The following tables summarize the operating results of the Company's reportable segments. The segment expense categories shown align with the segment-level information that is regularly provided to the CODM. Segment cost of services, Segment sales and marketing, Segment research and development, and Segment general and administrative expenses presented below exclude the allocation of depreciation and amortization expense, stock-based compensation expense, restructuring and integration expenses, transaction costs and other expenses, since these amounts are not reflected in the primary measure of segment profitability.

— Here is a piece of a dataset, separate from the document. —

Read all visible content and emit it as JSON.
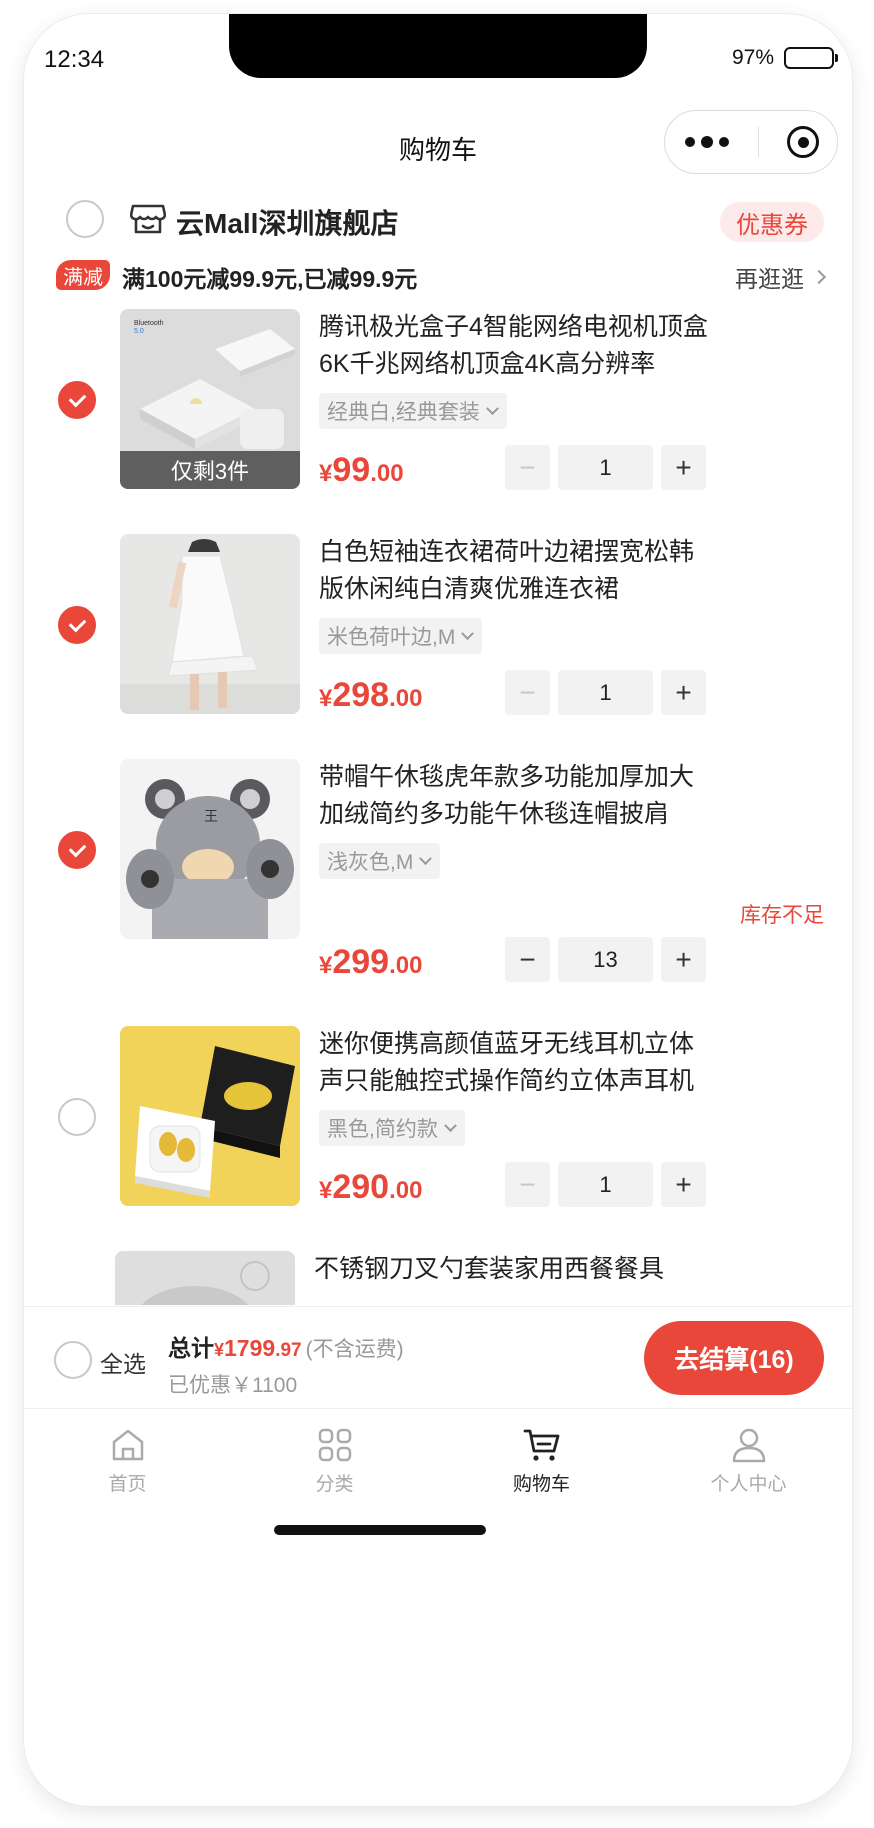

| | | | | | | | | | | | | | | | | |
| Three Months Ended March 31, 2026 |
| (in thousands) | SaaS | | Marketing Services | | Total |
| Segment revenue | $ | 116,738 | | | $ | 50,946 | | | $ | 167,684 | |
| Less: | | | | | |
| Segment cost of services | 38,562 | | | 16,210 | | | 54,772 | |
| Segment sales and marketing | 33,435 | | | 11,360 | | | 44,795 | |
| Segment research and development | 10,363 | | | — | | | 10,363 | |
| Segment general and administrative | 23,562 | | | 10,128 | | | 33,690 | |
| Segment Adjusted EBITDA | $ | 10,816 | | | $ | 13,248 | | | $ | 24,064 | |
| | | | | | | | | | | | | | | | | |
| Three Months Ended March 31, 2025 |
| (in thousands) | SaaS | | Marketing Services | | Total |
| Segment revenue | $ | 111,129 | | | $ | 70,242 | | | $ | 181,371 | |
| Less: | | | | | |
| Segment cost of services | 29,676 | | | 28,028 | | | 57,704 | |
| Segment sales and marketing | 36,777 | | | 17,470 | | | 54,247 | |
| Segment research and development | 9,023 | | | — | | | 9,023 | |
| Segment general and administrative | 24,838 | | | 14,658 | | | 39,496 | |
| Segment Adjusted EBITDA | $ | 10,815 | | | $ | 10,086 | | | $ | 20,901 | |
A reconciliation of the Company’s Loss before income tax benefit to total Segment Adjusted EBITDA is as follows:
| | | | | | | | | | | | | | | |
| Three Months Ended March 31, | | |
| (in thousands) | 2026 | | 2025 | | | | |
Loss before income tax benefit | $ | (1,461) | | | $ | (12,483) | | | | | |
| Interest expense | 6,607 | | | 9,073 | | | | | |
| Depreciation and amortization expense | 9,166 | | | 11,516 | | | | | |
| Stock-based compensation expense | 4,750 | | | 7,737 | | | | | |
| Restructuring and integration expenses | 6,090 | | | 4,682 | | | | | |
| Net periodic pension cost | 345 | | | 768 | | | | | |
| | | | | | | |
| Other | (1,433) | | | (392) | | | | | |
| Total Segment Adjusted EBITDA | $ | 24,064 | | | $ | 20,901 | | | | | |
The following table summarizes the Company's Revenue based on type of service for the periods indicated:
| | | | | | | | | | | | | | | |
| Three Months Ended March 31, | | |
| (in thousands) | 2026 | | 2025 | | | | |
| SaaS | $ | 116,738 | | | $ | 111,129 | | | | | |
| Marketing Services | | | | | | | |
| Print | 33,586 | | | 37,711 | | | | | |
| Digital | 17,360 | | | 32,531 | | | | | |
| Total Marketing Services | 50,946 | | | 70,242 | | | | | |
| Revenue | $ | 167,684 | | | $ | 181,371 | | | | | |
The following table summarizes the Company's Revenue by geographic region, based on the location of the customer, for the periods indicated:
| | | | | | | | | | | | | | | |
| Three Months Ended March 31, | | |
| (in thousands) | 2026 | | 2025 | | | | |
| United States | $ | 136,706 | | | $ | 146,113 | | | | | |
| International | 30,978 | | | 35,258 | | | | | |
| Revenue | $ | 167,684 | | | $ | 181,371 | | | | | |
Revenue from customers located in Australia was approximately 15.3% and 15.8% of total revenue for the three months ended March 31, 2026 and 2025, respectively. No other individual foreign country contributed more than 10% of total revenue for the three months ended March 31, 2026 and 2025.